Fritz Lenders

schwarze Burg und rote Rosen.. ( Teil 53 ) Helmreich

... wie immer war auch diesmal das Glück auf Anselms Seite.


Irgenwie rechnete er schon sein ganzes Leben lang mit der Hilfe der Waldgeister.. oder seinetwegen auch mit der Hilfe von diesem Jesus.. oder Maria, dessen angeblicher Mutter und wenn alle Stricke rissen.., durfte auch dieser Gott helfen.

Der Bischof, drüben in Augsburg schwor ja Stein und Bein auf diese neue Glaubensrichtung.
Obwohl der Bischof eigentlich ja eher ein Vertreter der unteren Regionen zu sein schien.

Nach Ansicht der Kirche.., befand sich der ewige Himmel und das vermutete Paradies ja oben bei den Sternen und der Sonne.
Unten, in den Tiefen der dunklen Erde.., sollte sich demzufolge die Hölle befinden, wo sich der Gegenspieler dieses Gottes aufhielt.

Teufel nannten ihn die Kirchenmenschen.

Dazwischen loderten  angeblich die heißen Flammen des Fegefeuers, für die Menschen, welche nicht ganz so gut waren, aber auch nicht schlecht genug für die Hölle.
Nach den Glaubensrichtungen der Kirche, sollten die Flammen die Verfehlungen und kleineren Sünden der armen Kreaturen tilgen, welche das Zeitliche gesegnet hatten.

Naja, dann würde der Bischof aber als lebende Fackel durch den Zwischenbereich rennen.
Oder aber, und das vermutete der Bischofsanführer sehr stark.., er würde in direktem Transfer in die untersten Räumlichkeiten des Höllenfürsten sausen.

Die Frage war allerdings, wo würde er selber landen ?
Bei einigermassen ehrlicher Selbstreflexion  mußte er sich wirklich eingestehen , daß doch schon der eine oder andere Mord auf seine Kappe ging.
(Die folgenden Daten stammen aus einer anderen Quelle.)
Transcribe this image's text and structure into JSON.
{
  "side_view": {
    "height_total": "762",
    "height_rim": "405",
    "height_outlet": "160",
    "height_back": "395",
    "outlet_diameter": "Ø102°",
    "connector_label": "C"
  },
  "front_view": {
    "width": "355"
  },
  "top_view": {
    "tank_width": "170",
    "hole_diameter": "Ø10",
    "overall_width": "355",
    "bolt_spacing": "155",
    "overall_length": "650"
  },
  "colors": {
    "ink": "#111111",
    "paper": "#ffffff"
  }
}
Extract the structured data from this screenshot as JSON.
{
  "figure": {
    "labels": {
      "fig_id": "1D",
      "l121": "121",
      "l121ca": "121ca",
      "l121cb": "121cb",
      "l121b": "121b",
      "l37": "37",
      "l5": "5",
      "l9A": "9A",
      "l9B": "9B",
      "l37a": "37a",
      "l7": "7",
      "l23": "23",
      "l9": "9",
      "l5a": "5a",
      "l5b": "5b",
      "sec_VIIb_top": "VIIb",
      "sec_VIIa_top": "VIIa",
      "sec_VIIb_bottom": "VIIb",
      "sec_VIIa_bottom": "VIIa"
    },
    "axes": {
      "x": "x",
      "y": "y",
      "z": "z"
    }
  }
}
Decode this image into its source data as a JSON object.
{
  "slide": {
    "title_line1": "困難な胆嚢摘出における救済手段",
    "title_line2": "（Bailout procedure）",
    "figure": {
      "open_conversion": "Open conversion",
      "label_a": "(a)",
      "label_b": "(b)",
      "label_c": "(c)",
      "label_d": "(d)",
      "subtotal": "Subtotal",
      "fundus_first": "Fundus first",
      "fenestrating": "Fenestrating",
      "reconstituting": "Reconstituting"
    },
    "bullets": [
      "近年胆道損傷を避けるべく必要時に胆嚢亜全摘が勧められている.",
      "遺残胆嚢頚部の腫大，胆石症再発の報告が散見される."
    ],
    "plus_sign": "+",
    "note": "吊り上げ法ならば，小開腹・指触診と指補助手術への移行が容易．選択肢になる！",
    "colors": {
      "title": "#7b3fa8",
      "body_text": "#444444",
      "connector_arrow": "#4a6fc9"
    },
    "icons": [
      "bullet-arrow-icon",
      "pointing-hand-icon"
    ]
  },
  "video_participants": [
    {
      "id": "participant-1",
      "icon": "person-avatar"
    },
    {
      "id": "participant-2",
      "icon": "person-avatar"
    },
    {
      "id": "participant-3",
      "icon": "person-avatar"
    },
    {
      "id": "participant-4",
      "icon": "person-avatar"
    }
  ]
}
Und da wollte er lieber nicht weiter über die kleinen Gemetzel mit seiner Zange nachdenken, welche er in den letzten 20 Jahren an verschiedensten Menschen, Männer aber auch Frauen.., angerichtet hatte.

Naja, jetzt war aber wirklich keine Zeit für Sentimentalitäten.

Doch.., beinahe hätte er schon wieder vergessen.., die Tränen.
Tränen waren Momentan das Wichtigste überhaupt.

Schon schlimm genug, daß er in seiner Übermütigkeit die Zange vergessen hatte.
Sie mitzubringen war ein enormer Fehler gewesen.
Auch die Sache mit den gepflegten Fingernägeln und den weichen Händen.

Oh ja, es waren einige Flüchtigkeitsfehler passiert, seit seinem Erscheinen auf der Burg.

Aber ab nun, so hoffte er, würden sich seine Hände erstmal  in Tüchern eingewickelt.., vor neugierigen Blicken verbergen.
Doch dazu mußte er sich natürlich wieder im medizinischen Bereich der Burg versorgen lassen.

Nein besser.., er weinte erst mal etwas auffälliger, damit er irgendeinen tröstenden Menschen auf seiner Seite hatte.

Und so taumelte er schluchzend die Stufen hinab und vergaß vollkommen, daß es ja schon dunkel sein sollte und der Burghof dennoch in hellstem Licht erstrahlte.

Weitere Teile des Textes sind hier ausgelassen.